Gagarine évolue sur deux plans, le béton des murs d’une cité qui s’écroulent et les étoiles séculaires qui la surplombent. Deux extrêmes réunis au milieu par Youri (on comprend facilement la symbolique du prénom), un gamin qui aime profondément son « chez lui » autant qu’il rêve de l’espace.
Le cinéma dit « social » à la française est valeureux et ne manque pas de caractère, mais on pourra toujours lui reprocher de tourner un peu rond, thématiquement peut-être, formellement pour sûr. Fanny Liatard et Jeremy Trouilh réussissent le tour de force de lui ouvrir une nouvelle voie, celle de l’expression poétique. Gagarine est un poème social, un film ancré dans sa réalité aux HLM qui se délitent, autant qu’il baigne dans un doux onirisme profondément émouvant. Le mariage est sublime. Jamais la banlieue n’avait été filmée ainsi, rarement le cinéma social n’avait paru si libre, comme si le film de Liatard et Trouilh allait s’envoler dans les rêves aux côtés de ceux de son jeune gamin si bouleversant. Il y a tout dans Gagarine, gravité et apesanteur. La gravité d’une triste réalité sociale pesante qui s’ouvre sur ces cités HLM construites à la hâte il y a 60 ans et qui sont à démolir aujourd’hui car vieilles et insalubres. Avec dedans, des hommes, des femmes, des enfants, des familles que l’on doit déraciner de chez eux au mépris de leurs émotions, faute d’avoir su s’intéresser à leur sort avant.
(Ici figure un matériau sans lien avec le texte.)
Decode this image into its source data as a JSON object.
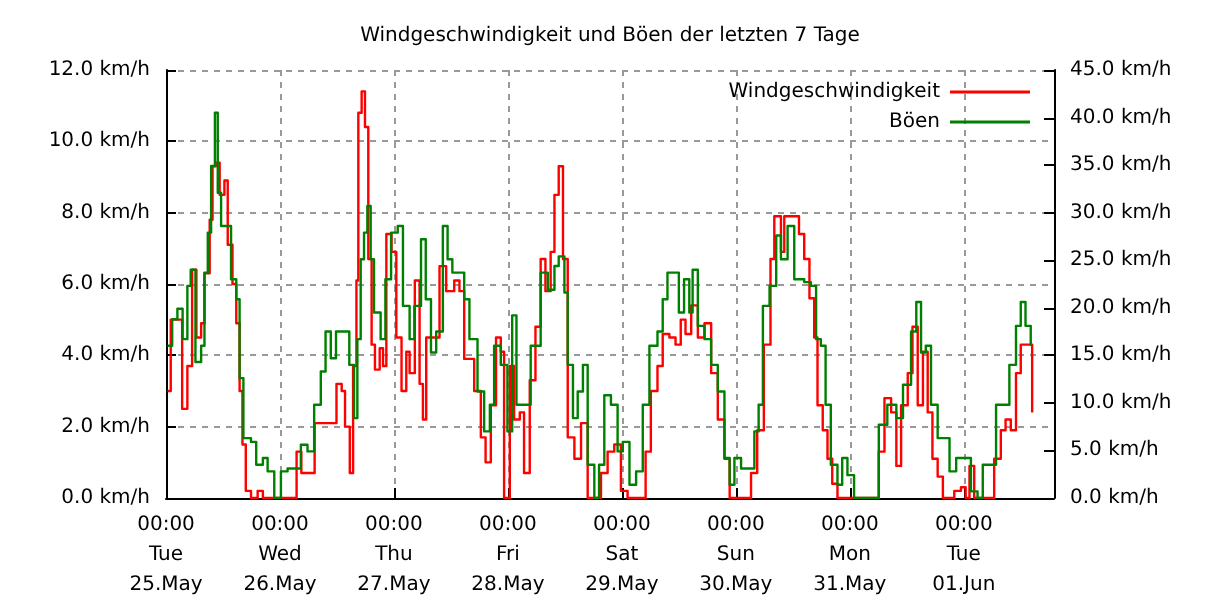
{
  "chart_data": {
    "type": "step",
    "title": "Windgeschwindigkeit und Böen der letzten 7 Tage",
    "xlim": [
      "--05-25T00:00",
      "--06-01T19:00"
    ],
    "xticks": [
      {
        "value": "--05-25T00:00",
        "label": "00:00\nTue\n25.May"
      },
      {
        "value": "--05-26T00:00",
        "label": "00:00\nWed\n26.May"
      },
      {
        "value": "--05-27T00:00",
        "label": "00:00\nThu\n27.May"
      },
      {
        "value": "--05-28T00:00",
        "label": "00:00\nFri\n28.May"
      },
      {
        "value": "--05-29T00:00",
        "label": "00:00\nSat\n29.May"
      },
      {
        "value": "--05-30T00:00",
        "label": "00:00\nSun\n30.May"
      },
      {
        "value": "--05-31T00:00",
        "label": "00:00\nMon\n31.May"
      },
      {
        "value": "--06-01T00:00",
        "label": "00:00\nTue\n01.Jun"
      }
    ],
    "ylim": [
      0,
      12
    ],
    "yticks": [
      {
        "value": 0,
        "label": "0.0 km/h"
      },
      {
        "value": 2,
        "label": "2.0 km/h"
      },
      {
        "value": 4,
        "label": "4.0 km/h"
      },
      {
        "value": 6,
        "label": "6.0 km/h"
      },
      {
        "value": 8,
        "label": "8.0 km/h"
      },
      {
        "value": 10,
        "label": "10.0 km/h"
      },
      {
        "value": 12,
        "label": "12.0 km/h"
      }
    ],
    "y2lim": [
      0,
      45
    ],
    "y2ticks": [
      {
        "value": 0,
        "label": "0.0 km/h"
      },
      {
        "value": 5,
        "label": "5.0 km/h"
      },
      {
        "value": 10,
        "label": "10.0 km/h"
      },
      {
        "value": 15,
        "label": "15.0 km/h"
      },
      {
        "value": 20,
        "label": "20.0 km/h"
      },
      {
        "value": 25,
        "label": "25.0 km/h"
      },
      {
        "value": 30,
        "label": "30.0 km/h"
      },
      {
        "value": 35,
        "label": "35.0 km/h"
      },
      {
        "value": 40,
        "label": "40.0 km/h"
      },
      {
        "value": 45,
        "label": "45.0 km/h"
      }
    ],
    "grid": true,
    "legend": "top right",
    "series": [
      {
        "name": "Windgeschwindigkeit",
        "color": "#ff0000",
        "x": [
          "--05-25T00:18",
          "--05-25T01:00",
          "--05-25T02:24",
          "--05-25T03:24",
          "--05-25T04:30",
          "--05-25T05:30",
          "--05-25T06:24",
          "--05-25T07:24",
          "--05-25T08:06",
          "--05-25T09:12",
          "--05-25T09:48",
          "--05-25T10:30",
          "--05-25T11:18",
          "--05-25T12:18",
          "--05-25T13:00",
          "--05-25T14:00",
          "--05-25T14:48",
          "--05-25T15:30",
          "--05-25T16:06",
          "--05-25T16:48",
          "--05-25T17:54",
          "--05-25T19:18",
          "--05-25T20:24",
          "--05-25T22:48",
          "--05-26T02:06",
          "--05-26T03:30",
          "--05-26T04:30",
          "--05-26T06:42",
          "--05-26T07:18",
          "--05-26T11:12",
          "--05-26T11:54",
          "--05-26T13:00",
          "--05-26T13:42",
          "--05-26T14:42",
          "--05-26T15:24",
          "--05-26T16:06",
          "--05-26T16:30",
          "--05-26T17:12",
          "--05-26T17:54",
          "--05-26T18:36",
          "--05-26T19:18",
          "--05-26T20:00",
          "--05-26T21:00",
          "--05-26T21:42",
          "--05-26T22:24",
          "--05-26T23:30",
          "--05-27T00:30",
          "--05-27T01:36",
          "--05-27T02:36",
          "--05-27T03:18",
          "--05-27T04:24",
          "--05-27T05:24",
          "--05-27T06:06",
          "--05-27T06:48",
          "--05-27T07:54",
          "--05-27T09:36",
          "--05-27T11:00",
          "--05-27T12:42",
          "--05-27T13:48",
          "--05-27T14:48",
          "--05-27T15:30",
          "--05-27T16:54",
          "--05-27T18:18",
          "--05-27T19:18",
          "--05-27T20:24",
          "--05-27T21:30",
          "--05-27T22:30",
          "--05-27T23:12",
          "--05-28T00:24",
          "--05-28T01:18",
          "--05-28T02:30",
          "--05-28T03:24",
          "--05-28T04:36",
          "--05-28T05:48",
          "--05-28T06:54",
          "--05-28T07:54",
          "--05-28T09:00",
          "--05-28T09:48",
          "--05-28T10:42",
          "--05-28T11:36",
          "--05-28T12:36",
          "--05-28T14:00",
          "--05-28T15:24",
          "--05-28T16:48",
          "--05-28T19:36",
          "--05-28T21:00",
          "--05-28T22:24",
          "--05-28T23:48",
          "--05-29T01:12",
          "--05-29T03:36",
          "--05-29T05:00",
          "--05-29T06:06",
          "--05-29T07:30",
          "--05-29T08:36",
          "--05-29T10:00",
          "--05-29T11:18",
          "--05-29T12:24",
          "--05-29T13:24",
          "--05-29T14:36",
          "--05-29T16:00",
          "--05-29T17:24",
          "--05-29T18:48",
          "--05-29T20:12",
          "--05-29T21:36",
          "--05-29T22:42",
          "--05-30T01:48",
          "--05-30T03:12",
          "--05-30T04:30",
          "--05-30T05:54",
          "--05-30T07:18",
          "--05-30T08:06",
          "--05-30T09:30",
          "--05-30T10:12",
          "--05-30T12:18",
          "--05-30T13:18",
          "--05-30T14:24",
          "--05-30T15:30",
          "--05-30T16:30",
          "--05-30T17:12",
          "--05-30T18:18",
          "--05-30T19:18",
          "--05-30T20:18",
          "--05-30T21:24",
          "--05-31T05:06",
          "--05-31T06:06",
          "--05-31T07:18",
          "--05-31T08:42",
          "--05-31T09:48",
          "--05-31T10:48",
          "--05-31T12:12",
          "--05-31T13:12",
          "--05-31T14:18",
          "--05-31T15:24",
          "--05-31T16:24",
          "--05-31T17:24",
          "--05-31T18:30",
          "--05-31T19:36",
          "--05-31T22:00",
          "--05-31T23:24",
          "--06-01T00:24",
          "--06-01T01:12",
          "--06-01T02:12",
          "--06-01T05:42",
          "--06-01T06:24",
          "--06-01T07:48",
          "--06-01T08:48",
          "--06-01T09:54",
          "--06-01T11:00",
          "--06-01T12:00",
          "--06-01T13:24",
          "--06-01T14:24"
        ],
        "values": [
          3.0,
          5.0,
          5.0,
          2.5,
          3.7,
          6.4,
          4.5,
          4.9,
          6.3,
          7.8,
          9.3,
          9.4,
          8.5,
          8.9,
          7.1,
          6.0,
          4.9,
          3.0,
          1.5,
          0.2,
          0.0,
          0.2,
          0.0,
          0.0,
          0.0,
          1.3,
          0.7,
          0.7,
          2.1,
          2.1,
          3.2,
          3.0,
          2.0,
          0.7,
          3.7,
          6.1,
          10.8,
          11.4,
          10.4,
          6.7,
          4.3,
          3.6,
          4.2,
          3.7,
          7.4,
          6.9,
          4.5,
          3.0,
          4.1,
          3.5,
          6.1,
          3.2,
          2.2,
          4.5,
          4.5,
          6.5,
          5.8,
          6.1,
          5.8,
          3.9,
          3.9,
          3.0,
          1.7,
          1.0,
          2.6,
          4.5,
          4.1,
          0.0,
          3.7,
          2.2,
          2.4,
          0.7,
          3.3,
          4.8,
          6.7,
          5.8,
          6.9,
          8.5,
          9.3,
          6.7,
          1.7,
          1.1,
          2.1,
          0.0,
          0.7,
          1.3,
          1.5,
          0.2,
          0.0,
          0.0,
          1.3,
          3.0,
          3.7,
          4.6,
          4.5,
          4.3,
          5.0,
          4.6,
          5.4,
          4.5,
          4.9,
          3.5,
          2.2,
          1.1,
          0.0,
          0.0,
          0.7,
          1.9,
          4.3,
          6.7,
          7.9,
          6.9,
          7.9,
          7.9,
          7.4,
          6.7,
          5.6,
          4.5,
          2.6,
          1.9,
          1.1,
          0.4,
          0.0,
          0.0,
          1.3,
          2.8,
          2.4,
          0.9,
          2.6,
          3.5,
          4.8,
          2.6,
          4.1,
          2.4,
          1.1,
          0.6,
          0.0,
          0.2,
          0.3,
          0.0,
          0.9,
          0.0,
          0.0,
          1.1,
          1.9,
          2.2,
          1.9,
          3.5,
          4.3,
          4.3,
          2.4
        ]
      },
      {
        "name": "Böen",
        "color": "#008000",
        "axis": "y2",
        "x": [
          "--05-25T00:18",
          "--05-25T01:18",
          "--05-25T02:24",
          "--05-25T03:30",
          "--05-25T04:30",
          "--05-25T05:12",
          "--05-25T06:12",
          "--05-25T07:24",
          "--05-25T08:06",
          "--05-25T08:48",
          "--05-25T09:30",
          "--05-25T10:18",
          "--05-25T10:54",
          "--05-25T11:36",
          "--05-25T13:00",
          "--05-25T13:42",
          "--05-25T14:48",
          "--05-25T15:30",
          "--05-25T16:18",
          "--05-25T17:54",
          "--05-25T19:00",
          "--05-25T20:24",
          "--05-25T21:24",
          "--05-25T22:48",
          "--05-26T00:12",
          "--05-26T01:36",
          "--05-26T03:24",
          "--05-26T04:24",
          "--05-26T05:48",
          "--05-26T07:12",
          "--05-26T08:36",
          "--05-26T09:36",
          "--05-26T10:42",
          "--05-26T11:48",
          "--05-26T13:30",
          "--05-26T14:36",
          "--05-26T15:36",
          "--05-26T16:18",
          "--05-26T17:00",
          "--05-26T17:42",
          "--05-26T18:24",
          "--05-26T19:06",
          "--05-26T19:48",
          "--05-26T21:12",
          "--05-26T22:12",
          "--05-26T23:24",
          "--05-27T00:48",
          "--05-27T01:54",
          "--05-27T03:18",
          "--05-27T04:18",
          "--05-27T05:42",
          "--05-27T06:42",
          "--05-27T07:48",
          "--05-27T08:54",
          "--05-27T10:18",
          "--05-27T11:18",
          "--05-27T12:18",
          "--05-27T13:42",
          "--05-27T14:48",
          "--05-27T15:54",
          "--05-27T17:36",
          "--05-27T19:00",
          "--05-27T20:12",
          "--05-27T21:06",
          "--05-27T22:30",
          "--05-27T23:54",
          "--05-28T00:54",
          "--05-28T01:48",
          "--05-28T03:24",
          "--05-28T04:48",
          "--05-28T06:00",
          "--05-28T06:54",
          "--05-28T08:24",
          "--05-28T09:48",
          "--05-28T10:42",
          "--05-28T11:54",
          "--05-28T12:36",
          "--05-28T13:42",
          "--05-28T14:42",
          "--05-28T15:48",
          "--05-28T16:48",
          "--05-28T18:12",
          "--05-28T19:12",
          "--05-28T20:18",
          "--05-28T21:42",
          "--05-28T23:06",
          "--05-29T00:12",
          "--05-29T01:36",
          "--05-29T03:00",
          "--05-29T04:24",
          "--05-29T05:48",
          "--05-29T07:30",
          "--05-29T08:36",
          "--05-29T09:36",
          "--05-29T11:00",
          "--05-29T12:00",
          "--05-29T13:06",
          "--05-29T14:12",
          "--05-29T14:54",
          "--05-29T16:00",
          "--05-29T17:24",
          "--05-29T18:48",
          "--05-29T20:12",
          "--05-29T21:36",
          "--05-29T22:42",
          "--05-29T23:42",
          "--05-30T01:06",
          "--05-30T02:30",
          "--05-30T03:54",
          "--05-30T04:48",
          "--05-30T05:42",
          "--05-30T07:06",
          "--05-30T08:30",
          "--05-30T09:30",
          "--05-30T10:54",
          "--05-30T12:18",
          "--05-30T14:24",
          "--05-30T15:48",
          "--05-30T16:54",
          "--05-30T17:54",
          "--05-30T18:54",
          "--05-30T20:00",
          "--05-30T21:24",
          "--05-30T22:24",
          "--05-30T23:30",
          "--05-31T00:54",
          "--05-31T05:06",
          "--05-31T06:06",
          "--05-31T07:54",
          "--05-31T09:48",
          "--05-31T11:12",
          "--05-31T12:54",
          "--05-31T14:00",
          "--05-31T15:00",
          "--05-31T16:00",
          "--05-31T17:06",
          "--05-31T18:30",
          "--05-31T19:54",
          "--05-31T21:00",
          "--05-31T22:24",
          "--06-01T00:06",
          "--06-01T01:30",
          "--06-01T02:54",
          "--06-01T04:00",
          "--06-01T05:24",
          "--06-01T06:48",
          "--06-01T08:12",
          "--06-01T09:36",
          "--06-01T11:00",
          "--06-01T12:00",
          "--06-01T13:00",
          "--06-01T14:06"
        ],
        "values": [
          16.0,
          18.8,
          19.9,
          16.7,
          22.3,
          24.0,
          14.3,
          16.0,
          23.7,
          27.9,
          34.9,
          40.5,
          32.1,
          28.6,
          28.6,
          23.0,
          20.9,
          12.6,
          6.3,
          5.9,
          3.5,
          4.2,
          2.8,
          0.0,
          2.8,
          3.1,
          3.1,
          5.6,
          4.9,
          9.8,
          13.3,
          17.5,
          14.7,
          17.5,
          17.5,
          14.0,
          8.4,
          16.7,
          25.1,
          27.9,
          30.7,
          25.1,
          19.5,
          16.7,
          23.0,
          27.9,
          28.6,
          20.2,
          16.7,
          20.2,
          27.2,
          20.9,
          15.3,
          17.5,
          28.6,
          25.1,
          23.7,
          23.7,
          20.9,
          16.7,
          11.2,
          7.0,
          9.8,
          16.0,
          14.0,
          7.0,
          19.2,
          9.8,
          9.8,
          16.0,
          16.0,
          23.7,
          21.9,
          24.4,
          25.4,
          21.6,
          14.0,
          8.4,
          11.2,
          14.0,
          3.5,
          0.0,
          3.5,
          10.8,
          9.8,
          4.9,
          5.9,
          1.4,
          2.8,
          9.8,
          16.0,
          17.5,
          20.9,
          23.7,
          23.7,
          19.5,
          23.0,
          19.5,
          24.0,
          18.1,
          16.7,
          14.0,
          11.2,
          4.2,
          1.4,
          4.2,
          3.1,
          3.1,
          7.0,
          9.8,
          20.2,
          22.3,
          27.6,
          25.1,
          28.6,
          23.0,
          22.7,
          22.3,
          16.7,
          16.0,
          9.8,
          3.5,
          1.4,
          4.2,
          2.4,
          0.0,
          0.0,
          7.7,
          9.8,
          8.4,
          11.9,
          17.5,
          20.6,
          15.3,
          16.0,
          9.8,
          6.3,
          6.3,
          2.8,
          4.2,
          4.2,
          0.7,
          0.0,
          3.5,
          3.5,
          9.8,
          9.8,
          14.0,
          18.1,
          20.6,
          18.1,
          16.0
        ]
      }
    ]
  }
}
L’apesanteur, elle, c’est le vol des rêves qui tourbillonnent au-dessus de ces têtes, à commencer par celles d’une jeunesse pleine d’idéaux. Alors qu’il est souvent de mise d’associer « banlieue » et « drame humain », Gagarine fait le contraire. Le film de Liatard et Trouilh baigne dans la lumière, dans l’optimisme, dans la douceur. Il peint surtout une banlieue autrement que par la misère, la dureté, les statistiques ou les clichés. Il y est question de rêves et d’avenir, d’imaginaire, d’entraide, d’une jeunesse fertile…
Proche du conte urbain lyrique fait de métaphores (un gamin abandonné par sa mère vs une cité abandonnée par l’Etat, une destruction programmée vs de nouveaux départs, rêver en grand vs la vie dans un microcosme muré), Gagarine est une perle façonnée dans l’émotion, dans la grâce, dans la magie. Chaque plan est un émerveillement où le réel et l’imaginaire s’entremêlent dans une danse qui exprime des choses fortes et concrètes sans s’enfermer dans l’éternel rhétorique du discours en colère et moralisateur. Coup de cœur aux allures d’odyssée d’ici et d’ailleurs, Gagarine est différent, original, drôle, épique à sa manière, imparable.